Layal Mansour knew she wanted to start a local movement last year amid the devastating war in Gaza.
“For me, I wanted to show people the atrocities,” said the Sarnia mother and Canadian Palestinian. “For many people, it’s very new, right? They don’t have any background, they don’t know about the Nakba [the mass displacement and dispossession of Palestinians during the 1948 Arab-Israeli war], and I wanted to show people the truth.”
So, the mother of five, and descendant of Palestinian-Lebanon refugees, joined forces with a small group of like-minded residents, began making posters, and organizing peaceful protests at Sarnia City Hall last fall.
Participants slowly started showing up each week, many with homemade signs calling for a ceasefire in Gaza – where daily military assaults from Israeli forces began following a Hamas-led terror attack in Israel on Oct. 7 that officials say killed 1,200 people, mostly civilians, and took 253 into captivity in Gaza.
“I was sure it was not going to stop very soon, so I wanted to spread some awareness,” Mansour said of the war that has now killed more than 40,000 Palestinians in the past ten months, marking a ‘grim milestone for the world,’ said UN High Commissioner for Human Rights Volker Türk, adding most of the dead are women and children. Another 10,000 are missing and likely buried under rubble, officials say, along with 2.3 million displaced from their homes.
“This unimaginable situation is overwhelmingly due to recurring failures by the Israeli Defense Forces to comply with the rules of war,” Türk stated.
And the silence — from the media, to politicians — is deafening, Mansour says.
“For me, it shows how much this world is selective and hypocritical with things related to Palestinians,” she said. “So they just justify the silence by saying, ‘it’s complicated’ and they tip-toe around it.”
Over time, the local protests have moved from City Hall, to busier intersections, and outside of Sarnia-Lambton MP Marilyn Gladu’s office.
“We hear the honks of support, and know more people are aware,” said Mansour, who also set up information booths at Sarnia’s Canada Day celebrations, and last weekend’s Mitton Village Block Party, where dozens signed a petition calling for a ceasefire to end the bloodshed in Gaza.
Mansour’s family story is also featured in a new book, 48 Stories of Exile from Palestine, a collection of 48 personal narratives of those exiled in 1948, 1967, until today — written by their children and grandchildren, with proceeds supporting Palestinian Children’s Relief Funds.
She’s joined by a group of 15 or so on a committee, who have now formed ‘Sarnians 4Palestine,’ a club dedicated to raising awareness and education — from film screenings to book clubs, email lists, and open house events at the local mosque. They’re on Tik Tok and Instagram, and are working on a website.
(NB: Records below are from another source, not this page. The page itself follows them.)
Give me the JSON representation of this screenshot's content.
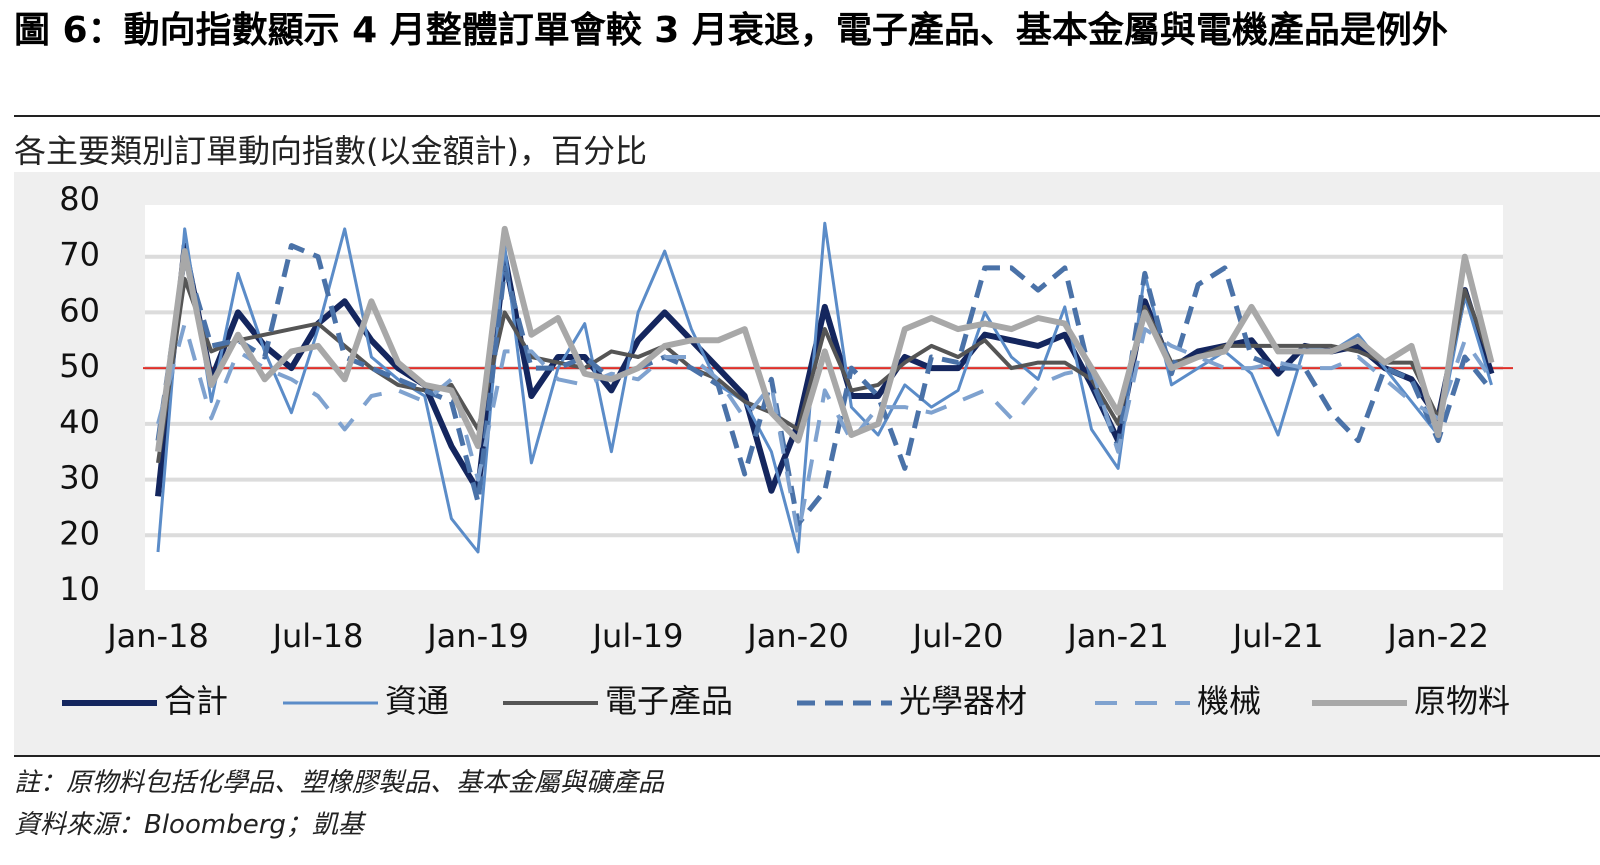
{
  "chart_data": {
    "type": "line",
    "title": "圖 6：動向指數顯示 4 月整體訂單會較 3 月衰退，電子產品、基本金屬與電機產品是例外",
    "subtitle": "各主要類別訂單動向指數(以金額計)，百分比",
    "notes": [
      "註：原物料包括化學品、塑橡膠製品、基本金屬與礦產品",
      "資料來源：Bloomberg；凱基"
    ],
    "categories": [
      "Jan-18",
      null,
      null,
      null,
      null,
      null,
      "Jul-18",
      null,
      null,
      null,
      null,
      null,
      "Jan-19",
      null,
      null,
      null,
      null,
      null,
      "Jul-19",
      null,
      null,
      null,
      null,
      null,
      "Jan-20",
      null,
      null,
      null,
      null,
      null,
      "Jul-20",
      null,
      null,
      null,
      null,
      null,
      "Jan-21",
      null,
      null,
      null,
      null,
      null,
      "Jul-21",
      null,
      null,
      null,
      null,
      null,
      "Jan-22",
      null,
      null
    ],
    "ylim": [
      10,
      80
    ],
    "yticks": [
      10,
      20,
      30,
      40,
      50,
      60,
      70,
      80
    ],
    "grid": true,
    "reference_line": {
      "value": 50,
      "color": "#e0302a"
    },
    "legend": "bottom",
    "series": [
      {
        "name": "合計",
        "color": "#14265e",
        "width": 6,
        "style": "solid",
        "values": [
          27,
          72,
          48,
          60,
          54,
          50,
          58,
          62,
          55,
          50,
          47,
          36,
          28,
          70,
          45,
          52,
          52,
          46,
          55,
          60,
          55,
          50,
          45,
          28,
          40,
          61,
          45,
          45,
          52,
          50,
          50,
          56,
          55,
          54,
          56,
          47,
          37,
          62,
          50,
          53,
          54,
          55,
          49,
          54,
          53,
          54,
          50,
          48,
          41,
          64,
          49
        ]
      },
      {
        "name": "資通",
        "color": "#5b8cc8",
        "width": 3,
        "style": "solid",
        "values": [
          17,
          75,
          44,
          67,
          53,
          42,
          57,
          75,
          52,
          48,
          45,
          23,
          17,
          72,
          33,
          50,
          58,
          35,
          60,
          71,
          57,
          47,
          44,
          35,
          17,
          76,
          43,
          38,
          47,
          43,
          46,
          60,
          52,
          48,
          61,
          39,
          32,
          67,
          47,
          50,
          53,
          49,
          38,
          54,
          53,
          56,
          50,
          44,
          38,
          63,
          47
        ]
      },
      {
        "name": "電子產品",
        "color": "#555555",
        "width": 4,
        "style": "solid",
        "values": [
          33,
          66,
          53,
          55,
          56,
          57,
          58,
          54,
          50,
          47,
          46,
          47,
          39,
          60,
          52,
          51,
          50,
          53,
          52,
          54,
          50,
          48,
          44,
          42,
          39,
          57,
          46,
          47,
          51,
          54,
          52,
          55,
          50,
          51,
          51,
          48,
          40,
          61,
          51,
          52,
          54,
          54,
          54,
          54,
          54,
          53,
          51,
          51,
          41,
          64,
          51
        ]
      },
      {
        "name": "光學器材",
        "color": "#4a72a8",
        "width": 5,
        "style": "dashed",
        "values": [
          37,
          70,
          54,
          55,
          52,
          72,
          70,
          52,
          50,
          48,
          46,
          44,
          26,
          68,
          50,
          50,
          52,
          48,
          50,
          52,
          50,
          47,
          31,
          48,
          22,
          28,
          50,
          45,
          32,
          52,
          51,
          68,
          68,
          64,
          68,
          48,
          36,
          67,
          49,
          65,
          68,
          52,
          50,
          50,
          42,
          37,
          50,
          48,
          37,
          52,
          46
        ]
      },
      {
        "name": "機械",
        "color": "#7fa2cf",
        "width": 4,
        "style": "dashed-wide",
        "values": [
          40,
          58,
          41,
          53,
          50,
          48,
          45,
          39,
          45,
          46,
          44,
          48,
          30,
          53,
          53,
          48,
          47,
          49,
          48,
          52,
          52,
          48,
          41,
          47,
          20,
          46,
          37,
          43,
          43,
          42,
          44,
          46,
          41,
          47,
          49,
          50,
          35,
          57,
          54,
          52,
          50,
          50,
          51,
          50,
          50,
          52,
          48,
          44,
          41,
          55,
          48
        ]
      },
      {
        "name": "原物料",
        "color": "#a8a8a8",
        "width": 6,
        "style": "solid",
        "values": [
          35,
          71,
          47,
          56,
          48,
          53,
          54,
          48,
          62,
          51,
          47,
          46,
          36,
          75,
          56,
          59,
          49,
          48,
          50,
          54,
          55,
          55,
          57,
          42,
          37,
          53,
          38,
          40,
          57,
          59,
          57,
          58,
          57,
          59,
          58,
          50,
          42,
          60,
          50,
          52,
          53,
          61,
          53,
          53,
          53,
          55,
          51,
          54,
          38,
          70,
          51
        ]
      }
    ]
  }
}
“Our idea is not to overwhelm people,” says group member Micheline Steele. “We’d like to open peoples’ eyes to other ways of learning; to just be open to listening and considering another perspective…through little conversations.
“It is a community that’s growing,” she added. “It’s all about, how are we going to get the information out so that people are seeing it, and open to it? And not everybody will be. We get some nasty comments, but not many.”
This week, the two women met one last time before Mansour and her family move to Morocco. She’ll remain involved from afar — assisting with social media and staying in touch with the group members, who have become more like family.
“For me, I’m more proud of these indispensable relationships, the bridges I have built, because, I believe this is the first step to positive change,” Mansour said. “We are far more united and have more in common than that which divides us.”
“Layal is a beautiful mentor. We feel like sisters — I’m just going to miss them so much,” Steele said, holding back tears. “We’re in this for the long haul. It’s not just about a ceasefire — it’s making sure this never happens again.”